Cybersécurité - Cyberattaques - Acteurs étatiques - Hôpitaux - Chiffres et tendances - Protection - Mesures

sécurité des systèmes d'information
Russie
établissement hospitalier
piratage informatique
guerre de l'information

Chronologie

25/4/2023Envoi question (Fin du délai de réponse: 26/5/2023)
26/5/2023Réponse

Aussi posée à : question écrite 7-1988
Aussi posée à : question écrite 7-1989
Aussi posée à : question écrite 7-1990

Question n° 7-1991 du 25 avril 2023 : (Question posée en néerlandais)

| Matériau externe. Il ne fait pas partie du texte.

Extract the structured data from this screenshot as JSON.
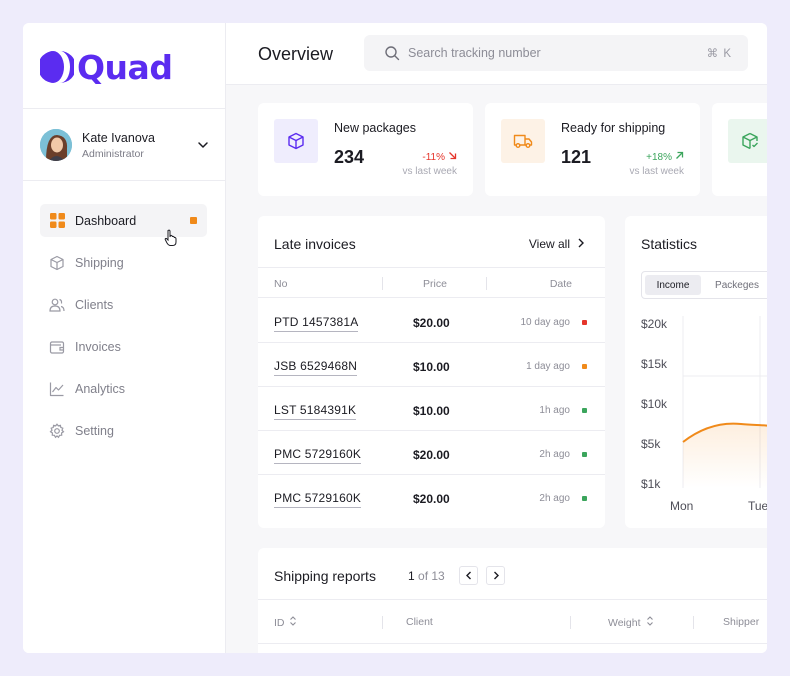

Des hackers pro-russes ont visé des hôpitaux néerlandais par le biais d'attaques par déni de service distribué (DDoS). C'est ce que rapporte Z Cert, une association d'hôpitaux dans le domaine de la protection numérique. Au début de cette année, plusieurs hôpitaux ont été touchés par des attaques DDoS. Les assaillants ont notamment ciblé l'University Medical Center Groningen (UMCG), dont le site internet est régulièrement tombé en panne. Un porte-parole de l'hôpital a indiqué que l'attaque semblait survenir par vagues (cf. https://nos.nl/artikel/2461833 pro russische ddos aanvallers hebben het gemunt op nederlandse ziekenhuizen).

Selon un porte-parole de Z-Cert, il s'agit d'une attaque menée par le groupe "Killnet", en collaboration avec d'autres hackers.

D'après RTL Nieuws, Killnet a également visé des hôpitaux notamment en Allemagne, en Espagne, aux États-Unis et au Royaume-Uni. L'action du groupe trouve sa motivation dans le soutien des pays concernés à l'Ukraine dans la guerre contre la Russie. Killnet est un groupe de cybercriminels qui mène souvent des attaques DDoS. Précédemment, il a lancé des attaques, entre autres, contre des aéroports, des organes publics et des institutions financières allemands, comme le relate "Security Week". En octobre 2022, il a aussi mené des attaques DDoS contre des aéroports américains.

Ce phénomène n'est pas spécifique à nos voisins du nord. En 2021, des criminels étaient parvenus à introduire des virus dans le système informatique d'un hôpital de Mol, probablement via un courriel. Aucune donnée n'avait été volée et les informations médicales des patients n'avaient donc pas fuité, mais les virus avaient paralysé un grand nombre de systèmes (https://www.vrt.be/vrtnws/nl/2021/02/03/cyberaanval op heilig hartziekenhuis mol geen patienten in geva/).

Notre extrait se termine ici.